Stagger onward rejoicing

Tag: energy (page 1 of 1)

Metafoundry 75: Resilience, Abundance, Decentralization:

We mostly only close materials loops when it’s ‘economically viable’ to do so. By and large, what that means is that it takes less energy to recycle the material than it does to create it in the first place, which is true for aluminum, steel, and glass, but not for materials like plastics or concrete. But the promise of access to renewable energy is that it changes this equation, putting processes that are intrinsically energy-intensive, like recovering the carbon from plastics for reuse or desalinating seawater to make it potable, on the table. It doesn’t matter how much energy a process needs if it is inexpensive, doesn’t limit the energy available to others for their use, and is non-polluting. There’s a virtuous circle here too: the faster that renewable energy systems are up and running, and the closer we can get to achieving this potential, the more that we can apply that clean energy to repurposing the materials of our current technological systems to build out the physical infrastructures of our new ones. Not beating swords into plowshares, but recycling cars into electric trams. We live on a sun-drenched blue marble hanging in space, and for all that we persist in believing it’s the other way around, that means we have access to finite resources of matter but unlimited energy. We can learn to act accordingly. 
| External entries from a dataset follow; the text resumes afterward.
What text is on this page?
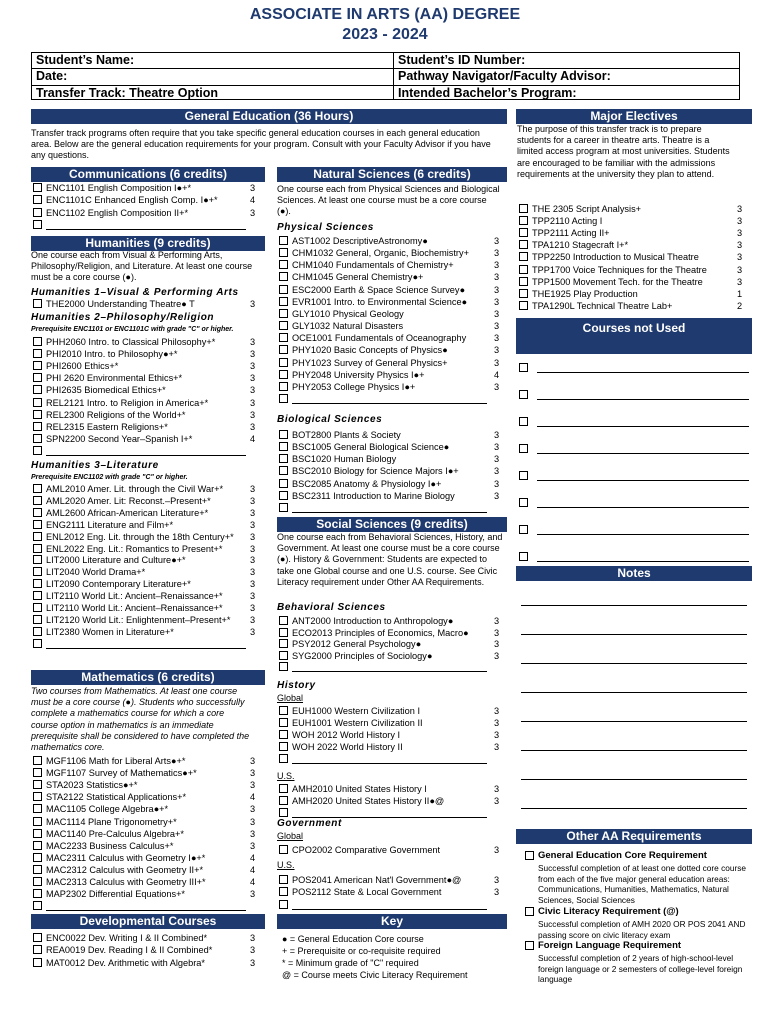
ASSOCIATE IN ARTS (AA) DEGREE
2023 - 2024
Student’s Name:
Date:
Transfer Track: Theatre Option
Student’s ID Number:
Pathway Navigator/Faculty Advisor:
Intended Bachelor’s Program:
General Education (36 Hours)
Transfer track programs often require that you take specific general education courses in each general education area. Below are the general education requirements for your program. Consult with your Faculty Advisor if you have any questions.
Communications (6 credits)
ENC1101 English Composition I●+*	3
ENC1101C Enhanced English Comp. I●+*	4
ENC1102 English Composition II+*	3
Humanities (9 credits)
One course each from Visual & Performing Arts, Philosophy/Religion, and Literature. At least one course must be a core course (●).
Humanities 1–Visual & Performing Arts
THE2000 Understanding Theatre● T	3
Humanities 2–Philosophy/Religion
Prerequisite ENC1101 or ENC1101C with grade "C" or higher.
PHH2060 Intro. to Classical Philosophy+*	3
PHI2010 Intro. to Philosophy●+*	3
PHI2600 Ethics+*	3
PHI 2620 Environmental Ethics+*	3
PHI2635 Biomedical Ethics+*	3
REL2121 Intro. to Religion in America+*	3
REL2300 Religions of the World+*	3
REL2315 Eastern Religions+*	3
SPN2200 Second Year–Spanish I+*	4
Humanities 3–Literature
Prerequisite ENC1102 with grade "C" or higher.
AML2010 Amer. Lit. through the Civil War+*	3
AML2020 Amer. Lit: Reconst.–Present+*	3
AML2600 African-American Literature+*	3
ENG2111 Literature and Film+*	3
ENL2012 Eng. Lit. through the 18th Century+* 3
ENL2022 Eng. Lit.: Romantics to Present+*	3
LIT2000 Literature and Culture●+*	3
LIT2040 World Drama+*	3
LIT2090 Contemporary Literature+*	3
LIT2110 World Lit.: Ancient–Renaissance+*	3
LIT2110 World Lit.: Ancient–Renaissance+*	3
LIT2120 World Lit.: Enlightenment–Present+* 3
LIT2380 Women in Literature+*	3
Mathematics (6 credits)
Two courses from Mathematics. At least one course must be a core course (●). Students who successfully complete a mathematics course for which a core course option in mathematics is an immediate prerequisite shall be considered to have completed the mathematics core.
MGF1106 Math for Liberal Arts●+*	3
MGF1107 Survey of Mathematics●+*	3
STA2023 Statistics●+*	3
STA2122 Statistical Applications+*	4
MAC1105 College Algebra●+*	3
MAC1114 Plane Trigonometry+*	3
MAC1140 Pre-Calculus Algebra+*	3
MAC2233 Business Calculus+*	3
MAC2311 Calculus with Geometry I●+*	4
MAC2312 Calculus with Geometry II+*	4
MAC2313 Calculus with Geometry III+*	4
MAP2302 Differential Equations+*	3
Developmental Courses
ENC0022 Dev. Writing I & II Combined*	3
REA0019 Dev. Reading I & II Combined*	3
MAT0012 Dev. Arithmetic with Algebra*	3
Natural Sciences (6 credits)
One course each from Physical Sciences and Biological Sciences. At least one course must be a core course (●).
Physical Sciences
AST1002 DescriptiveAstronomy●	3
CHM1032 General, Organic, Biochemistry+	3
CHM1040 Fundamentals of Chemistry+	3
CHM1045 General Chemistry●+	3
ESC2000 Earth & Space Science Survey●	3
EVR1001 Intro. to Environmental Science●	3
GLY1010 Physical Geology	3
GLY1032 Natural Disasters	3
OCE1001 Fundamentals of Oceanography	3
PHY1020 Basic Concepts of Physics●	3
PHY1023 Survey of General Physics+	3
PHY2048 University Physics I●+	4
PHY2053 College Physics I●+	3
Biological Sciences
BOT2800 Plants & Society	3
BSC1005 General Biological Science●	3
BSC1020 Human Biology	3
BSC2010 Biology for Science Majors I●+	3
BSC2085 Anatomy & Physiology I●+	3
BSC2311 Introduction to Marine Biology	3
Social Sciences (9 credits)
One course each from Behavioral Sciences, History, and Government. At least one course must be a core course (●). History & Government: Students are expected to take one Global course and one U.S. course. See Civic Literacy requirement under Other AA Requirements.
Behavioral Sciences
ANT2000 Introduction to Anthropology●	3
ECO2013 Principles of Economics, Macro●	3
PSY2012 General Psychology●	3
SYG2000 Principles of Sociology●	3
History
Global
EUH1000 Western Civilization I	3
EUH1001 Western Civilization II	3
WOH 2012 World History I	3
WOH 2022 World History II	3
U.S.
AMH2010 United States History I	3
AMH2020 United States History II●@	3
Government
Global
CPO2002 Comparative Government	3
U.S.
POS2041 American Nat'l Government●@	3
POS2112 State & Local Government	3
Key
● = General Education Core course
+ = Prerequisite or co-requisite required
* = Minimum grade of "C" required
@ = Course meets Civic Literacy Requirement
Major Electives
The purpose of this transfer track is to prepare students for a career in theatre arts. Theatre is a limited access program at most universities. Students are encouraged to be familiar with the admissions requirements at the university they plan to attend.
THE 2305 Script Analysis+	3
TPP2110 Acting I	3
TPP2111 Acting II+	3
TPA1210 Stagecraft I+*	3
TPP2250 Introduction to Musical Theatre	3
TPP1700 Voice Techniques for the Theatre	3
TPP1500 Movement Tech. for the Theatre	3
THE1925 Play Production	1
TPA1290L Technical Theatre Lab+	2
Courses not Used
Notes
Other AA Requirements
General Education Core Requirement
Successful completion of at least one dotted core course from each of the five major general education areas: Communications, Humanities, Mathematics, Natural Sciences, Social Sciences
Civic Literacy Requirement (@)
Successful completion of AMH 2020 OR POS 2041 AND passing score on civic literacy exam
Foreign Language Requirement
Successful completion of 2 years of high-school-level foreign language or 2 semesters of college-level foreign language
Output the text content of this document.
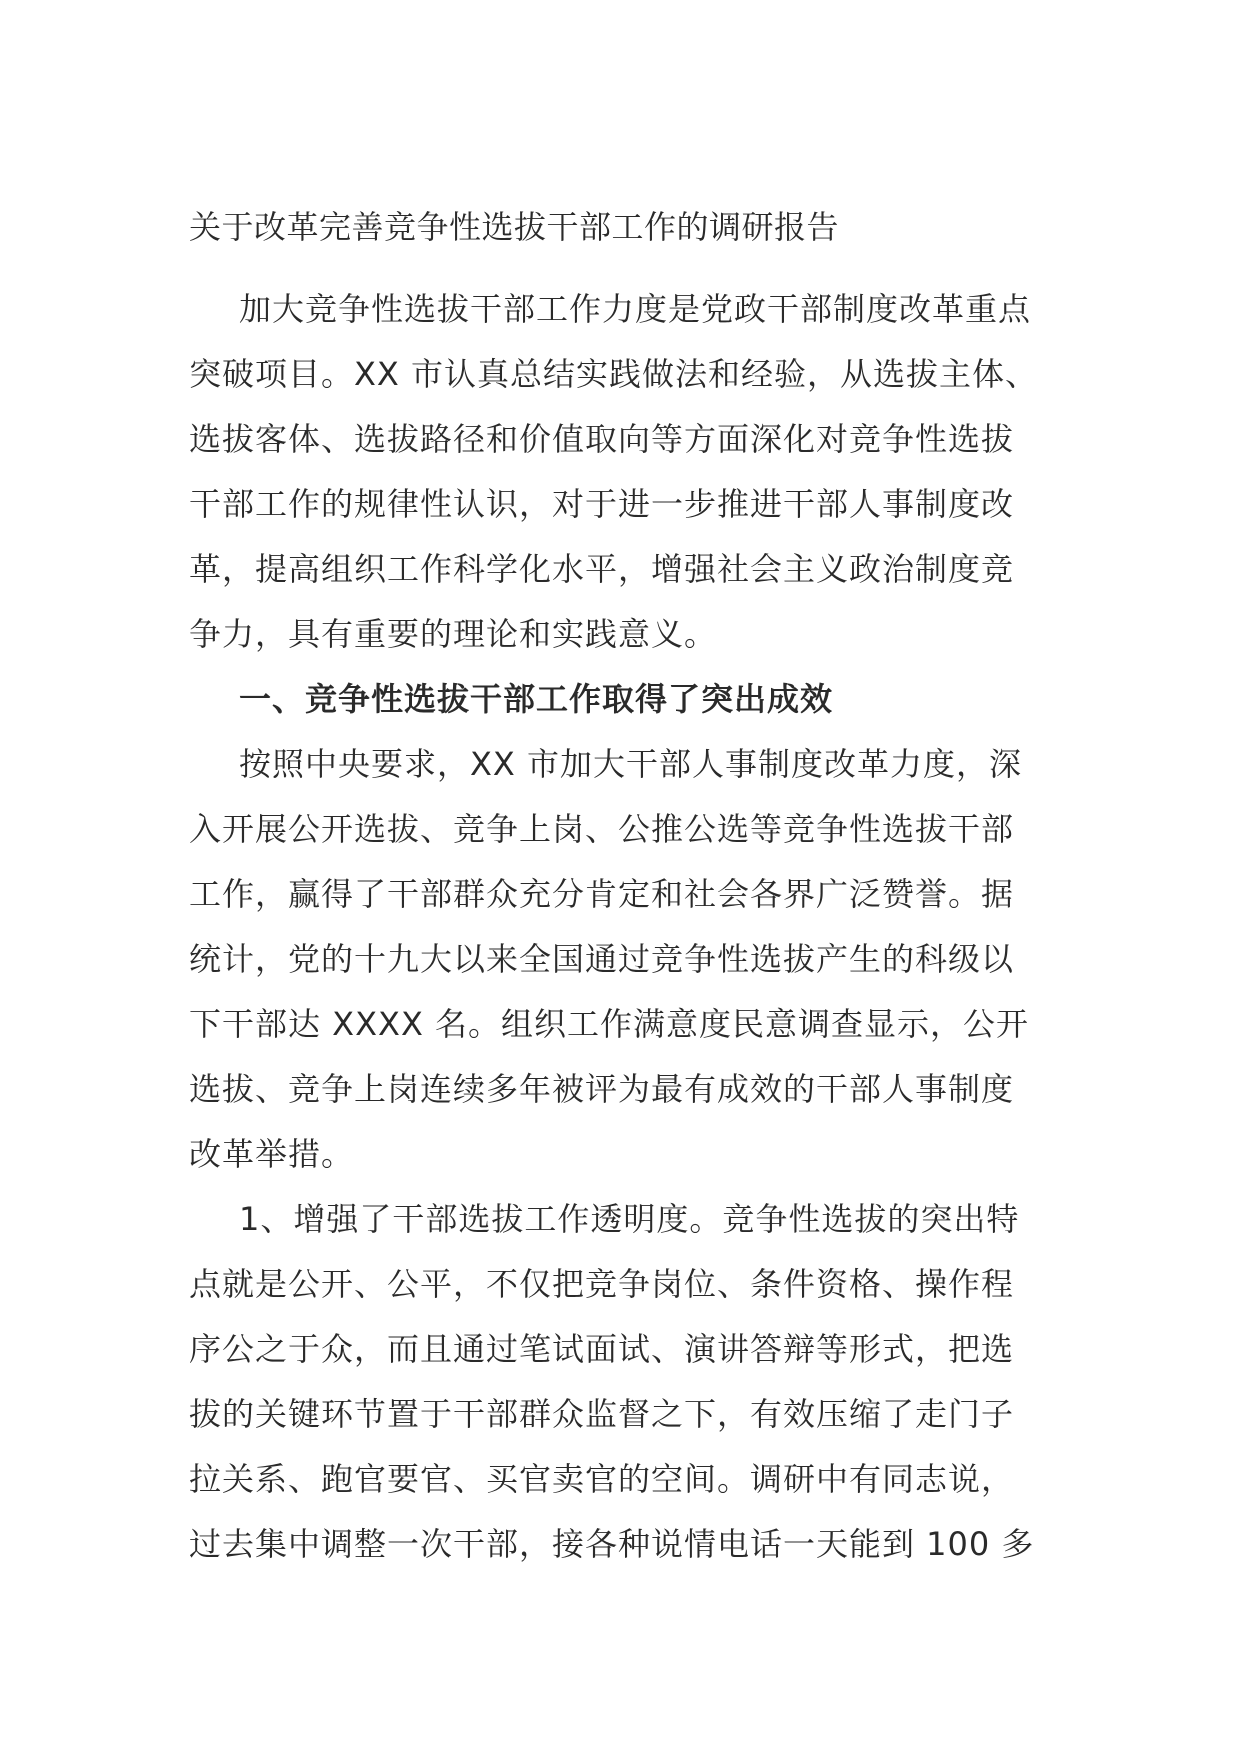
关于改革完善竞争性选拔干部工作的调研报告

加大竞争性选拔干部工作力度是党政干部制度改革重点

突破项目。XX 市认真总结实践做法和经验，从选拔主体、

选拔客体、选拔路径和价值取向等方面深化对竞争性选拔

干部工作的规律性认识，对于进一步推进干部人事制度改

革，提高组织工作科学化水平，增强社会主义政治制度竞

争力，具有重要的理论和实践意义。

一、竞争性选拔干部工作取得了突出成效

按照中央要求，XX 市加大干部人事制度改革力度，深

入开展公开选拔、竞争上岗、公推公选等竞争性选拔干部

工作，赢得了干部群众充分肯定和社会各界广泛赞誉。据

统计，党的十九大以来全国通过竞争性选拔产生的科级以

下干部达 XXXX 名。组织工作满意度民意调查显示，公开

选拔、竞争上岗连续多年被评为最有成效的干部人事制度

改革举措。

1、增强了干部选拔工作透明度。竞争性选拔的突出特

点就是公开、公平，不仅把竞争岗位、条件资格、操作程

序公之于众，而且通过笔试面试、演讲答辩等形式，把选

拔的关键环节置于干部群众监督之下，有效压缩了走门子

拉关系、跑官要官、买官卖官的空间。调研中有同志说，

过去集中调整一次干部，接各种说情电话一天能到 100 多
I don’t know anyone smarter than Deb Chachra. Please read the whole letter.  

Elon’s plan

Charlie Stross:

Musk owns Tesla Energy. And I think he’s going to turn a profit on Starship by using it to launch Space based solar power satellites. By my back of the envelope calculation, a Starship can put roughly 5-10MW of space-rate photovoltaic cells into orbit in one shot. ROSA—Roll Out Solar Arrays now installed on the ISS are ridiculously light by historic standards, and flexible: they can be rolled up for launch, then unrolled on orbit. Current ROSA panels have a mass of 325kg and three pairs provide 120kW of power to the ISS: 2 tonnes for 120KW suggests that a 100 tonne Starship payload could produce 6MW using current generation panels, and I suspect a lot of that weight is structural overhead. The PV material used in ROSA reportedly weighs a mere 50 grams per square metre, comparable to lightweight laser printer paper, so a payload of pure PV material could have an area of up to 20 million square metres. At 100 watts of usable sunlight per square metre at Earth’s orbit, that translates to 2GW. So Starship is definitely getting into the payload ball-park we’d need to make orbital SBSP stations practical. 1970s proposals foundered on the costs of the Space Shuttle, which was billed as offering $300/lb launch costs (a sad and pathetic joke), but Musk is selling Starship as a $2M/launch system, which works out at $20/kg.

So: disruptive launch system meets disruptive power technology, and if Tesla Energy isn’t currently brainstorming how to build lightweight space-rated PV sheeting in gigawatt-up quantities I’ll eat my hat.